Speaker
Daniel Ohene-Kwofie
(University of the Witwatersrand (ZA))
Description
Advances in new technologies, high speed and more accurate instrumentation for data acquisition have given rise to the accumulation of massively large amount of data typically referred to as Big-Data. The ATLAS detector, operated at the Large Hadron Collider (LHC) records proton-proton collisions at CERN every 50ns resulting in a sustained data flow up to Pb/s.

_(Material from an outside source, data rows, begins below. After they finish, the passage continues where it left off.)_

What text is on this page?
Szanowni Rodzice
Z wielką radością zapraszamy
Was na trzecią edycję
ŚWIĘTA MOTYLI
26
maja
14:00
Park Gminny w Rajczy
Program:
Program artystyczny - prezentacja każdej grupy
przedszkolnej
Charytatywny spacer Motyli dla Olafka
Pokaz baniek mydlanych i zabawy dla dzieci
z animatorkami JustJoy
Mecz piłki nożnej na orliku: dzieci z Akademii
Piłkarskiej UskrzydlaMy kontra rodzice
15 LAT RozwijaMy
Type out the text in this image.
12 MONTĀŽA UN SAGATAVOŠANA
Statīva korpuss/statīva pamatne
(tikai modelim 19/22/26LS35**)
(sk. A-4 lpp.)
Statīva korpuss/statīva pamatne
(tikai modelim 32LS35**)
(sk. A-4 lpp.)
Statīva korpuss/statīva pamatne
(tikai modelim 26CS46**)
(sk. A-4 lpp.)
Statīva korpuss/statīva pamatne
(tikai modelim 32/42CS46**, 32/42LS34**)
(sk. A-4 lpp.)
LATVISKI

The upgraded Tile Calorimeter of the ATLAS experiment will, sustain about 5PB/s of digital throughput. These massive data rates require extremely fast data capture and processing. Although there has been a steady increase in the processing speed of CPU/GPGPU assembled for high performance computing, the rate of data input and output, even under parallel I/O, has not kept up with the general increase in computing speeds. The problem then is whether one can implement an I/O subsystem infrastructure capable of meeting the computational speeds of the advanced computing systems at the petascale and exascale level.
We propose a system architecture that leverages the Partitioned Global Address Space (PGAS) model of computing to maintain an in-memory data-store for the Processing Unit (PU) of the upgraded electronics of the Tile Calorimeter for high throughput data processing. The physical memory of the PUs are aggregated into a large global logical address space using RDMA- capable interconnects such as PCI-Express to enhance data processing throughput. The technique allows for seamless addition of global memory for high throughput data processing based on the memory requirements of the data stream being processed. Research challenges being addressed concern memory-to-memory data copying, fault-tolerance, as well as optimisations for high throughput data processing.